A careful, fact-based, analytically disciplined examination of the practice of sue and settle during the Obama administration shows that this characterization is not correct.  That examination appeared in a law review note by a former law student of mine, Ben Tyson, who went on to clerk for Chief Justice Roberts on the Supreme Court.  I recommend that anyone who is interested in this issue -- and who delights in careful research and analysis – read the entire article. But here’s a brief summary for those who don’t have the time.

Tyson’s analysis is based on eighty-eight sue and settle cases arising under the Clean Air Act, Clean Water Act, and the Endangered species act during the Obama administration.  This data set includes twenty-eight cases that were missed by the Chamber of Commerce in its 2013 report, Sue and Settle: Regulating Behind Closed Doors.  In his analysis Tyson is careful to distinguish between decision-forcing consent decrees, which simply require the agency to do what it is statutorily required to do and do not have a potentially adverse effect on public participation in rulemaking, and substantive consent degrees, in which the agency agrees to propose a particular regulatory change, with dismissal of the litigation dependent upon adoption of that change after public notice and comment. Of the total eighty-eight sue and settle suits, seventy-nine were brought by environmental groups.  But all but four of these suits by environmentalists sought decision-forcing consent decrees, not substantive outcomes.

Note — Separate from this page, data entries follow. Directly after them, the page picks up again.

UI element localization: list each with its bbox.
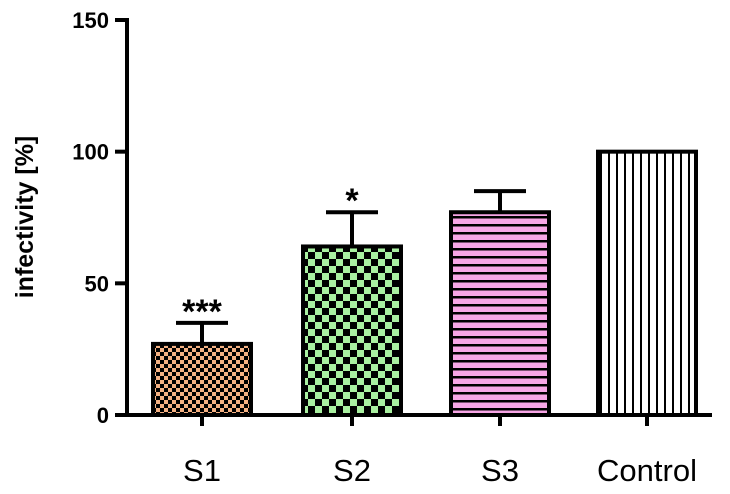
y-axis-title: infectivity [%] <box>11 136 39 299</box>
y-tick-label: 100 <box>72 140 109 165</box>
x-tick-label: S2 <box>333 453 371 488</box>
significance-marker: * <box>345 182 359 220</box>
bar-s3 <box>449 210 551 417</box>
significance-marker: *** <box>182 293 222 331</box>
x-tick-label: S1 <box>183 453 221 488</box>
y-axis: 0 50 100 150 <box>72 8 129 428</box>
y-tick-label: 0 <box>97 403 109 428</box>
bar-control <box>596 149 698 418</box>
x-axis: S1 S2 S3 Control <box>125 413 712 488</box>
y-tick-label: 150 <box>72 8 109 33</box>
bar-s1 <box>151 341 253 417</box>
bars: **** <box>151 149 698 418</box>
x-tick-label: S3 <box>481 453 519 488</box>
x-tick-label: Control <box>597 453 697 488</box>
y-tick-label: 50 <box>85 271 109 296</box>
bar-s2 <box>301 244 403 417</box>
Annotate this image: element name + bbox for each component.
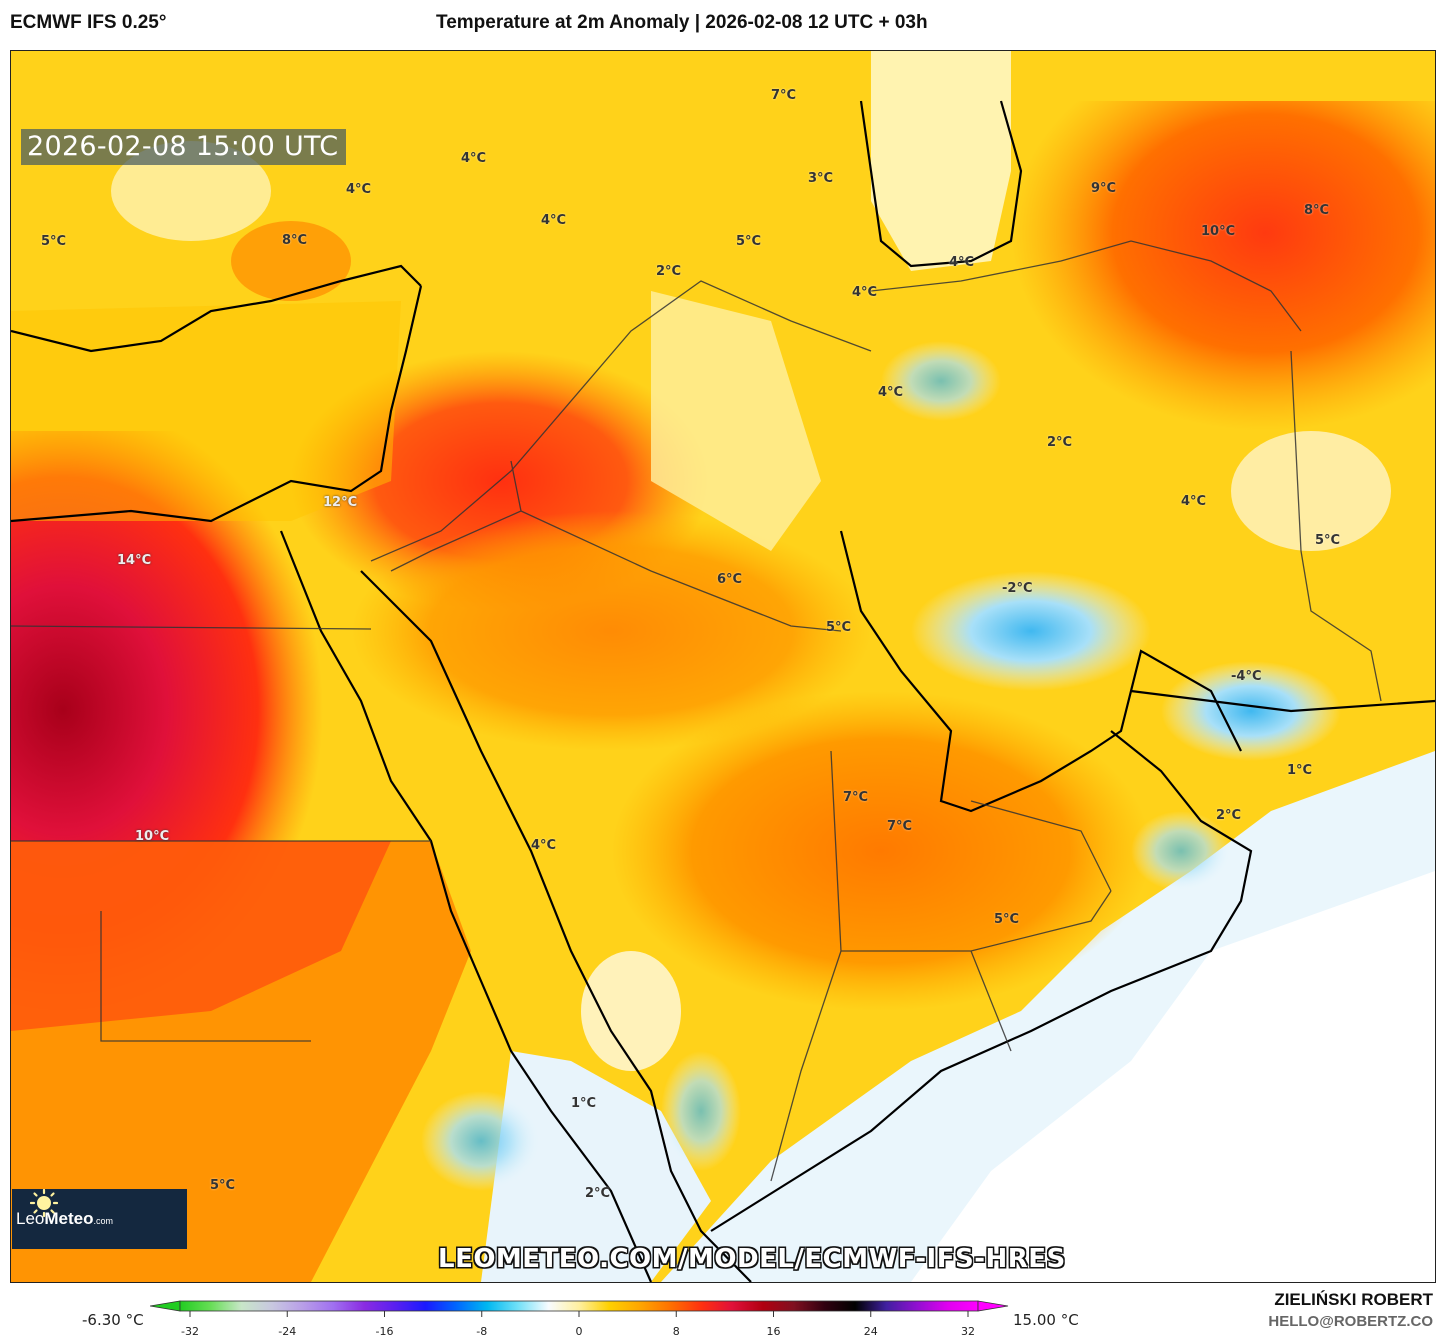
contour-label: 4°C xyxy=(346,182,372,197)
colorbar-tick: 24 xyxy=(863,1325,878,1338)
colorbar-tick: -8 xyxy=(476,1325,488,1338)
colorbar xyxy=(150,1300,1009,1317)
contour-label: 4°C xyxy=(852,285,878,300)
colorbar-tick: -24 xyxy=(278,1325,297,1338)
author-name: ZIELIŃSKI ROBERT xyxy=(1274,1290,1433,1309)
leometeo-logo: LeoMeteo.com xyxy=(12,1189,187,1249)
contour-label: 5°C xyxy=(1315,533,1341,548)
contour-label: 3°C xyxy=(808,171,834,186)
contour-label: -4°C xyxy=(1231,669,1262,684)
contour-label: 5°C xyxy=(826,620,852,635)
contour-label: 7°C xyxy=(843,790,869,805)
country-borders xyxy=(11,240,1382,1182)
contour-label: 9°C xyxy=(1091,181,1117,196)
contour-label: 8°C xyxy=(282,233,308,248)
contour-label: 7°C xyxy=(771,88,797,103)
contour-label: 4°C xyxy=(531,838,557,853)
contour-label: 2°C xyxy=(656,264,682,279)
colorbar-tick: -16 xyxy=(375,1325,394,1338)
colorbar-tick: 32 xyxy=(961,1325,975,1338)
colorbar-tick: 0 xyxy=(575,1325,583,1338)
contour-label: 4°C xyxy=(541,213,567,228)
contour-label: 5°C xyxy=(41,234,67,249)
contour-label: 5°C xyxy=(210,1178,236,1193)
contour-label: 12°C xyxy=(323,495,358,510)
logo-text: LeoMeteo.com xyxy=(16,1209,114,1228)
contour-label: 2°C xyxy=(1047,435,1073,450)
contour-label: 2°C xyxy=(1216,808,1242,823)
author-email: HELLO@ROBERTZ.CO xyxy=(1268,1313,1433,1330)
colorbar-tick: 8 xyxy=(672,1325,680,1338)
contour-label: 1°C xyxy=(571,1096,597,1111)
contour-label: 7°C xyxy=(887,819,913,834)
contour-label: 5°C xyxy=(994,912,1020,927)
contour-label: -2°C xyxy=(1002,581,1033,596)
chart-title: Temperature at 2m Anomaly | 2026-02-08 1… xyxy=(436,12,928,33)
model-name: ECMWF IFS 0.25° xyxy=(10,12,167,33)
valid-time-badge: 2026-02-08 15:00 UTC xyxy=(21,129,347,165)
contour-label: 4°C xyxy=(878,385,904,400)
temperature-anomaly-map: 2026-02-08 15:00 UTC 7°C 4°C 4°C 3°C 9°C 8°C 1… xyxy=(10,50,1436,1283)
colorbar-tick: -32 xyxy=(181,1325,199,1338)
contour-label: 4°C xyxy=(1181,494,1207,509)
contour-label: 10°C xyxy=(135,829,170,844)
contour-label: 5°C xyxy=(736,234,762,249)
contour-label: 10°C xyxy=(1201,224,1236,239)
contour-label: 6°C xyxy=(717,572,743,587)
sun-icon xyxy=(30,1189,58,1217)
colorbar-min-label: -6.30 °C xyxy=(82,1311,144,1329)
colorbar-max-label: 15.00 °C xyxy=(1013,1311,1079,1329)
contour-label: 8°C xyxy=(1304,203,1330,218)
colorbar-tick: 16 xyxy=(766,1325,781,1338)
contour-label: 4°C xyxy=(461,151,487,166)
contour-label: 2°C xyxy=(585,1186,611,1201)
map-fill xyxy=(11,51,1435,1282)
contour-label: 4°C xyxy=(949,255,975,270)
coastlines xyxy=(11,100,1435,1282)
contour-label: 14°C xyxy=(117,553,152,568)
source-watermark: LEOMETEO.COM/MODEL/ECMWF-IFS-HRES xyxy=(438,1244,1066,1274)
contour-label: 1°C xyxy=(1287,763,1313,778)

And in three of those four cases, there was at least one industry intervenor that had a right to be heard on the proposed decree.  Tyson concludes: “Sue-and-settle, when used by environmental group plaintiffs, is not principally about secret, backdoor rulemaking.” Instead, overwhelmingly, environmental groups used litigation to enforce existing statutory requirements. 

Ironically, although industry brought far fewer sue and settle suits overall (only nine compared to the environmental groups’ 79), five of those suits resulted in consent decrees with substantive terms. And there was no environmental intervenor in any of those cases to contest entry of the consent decree. Based on the data, industry used sue and settle to achieve substantive outcomes more often than environmental groups. And the total number of substantive sue and settle suits by industry and environmental groups was relatively small (9, or 10% of the 88 cases). Improving public participation is always worth attention, but one wonders what all the fuss was about.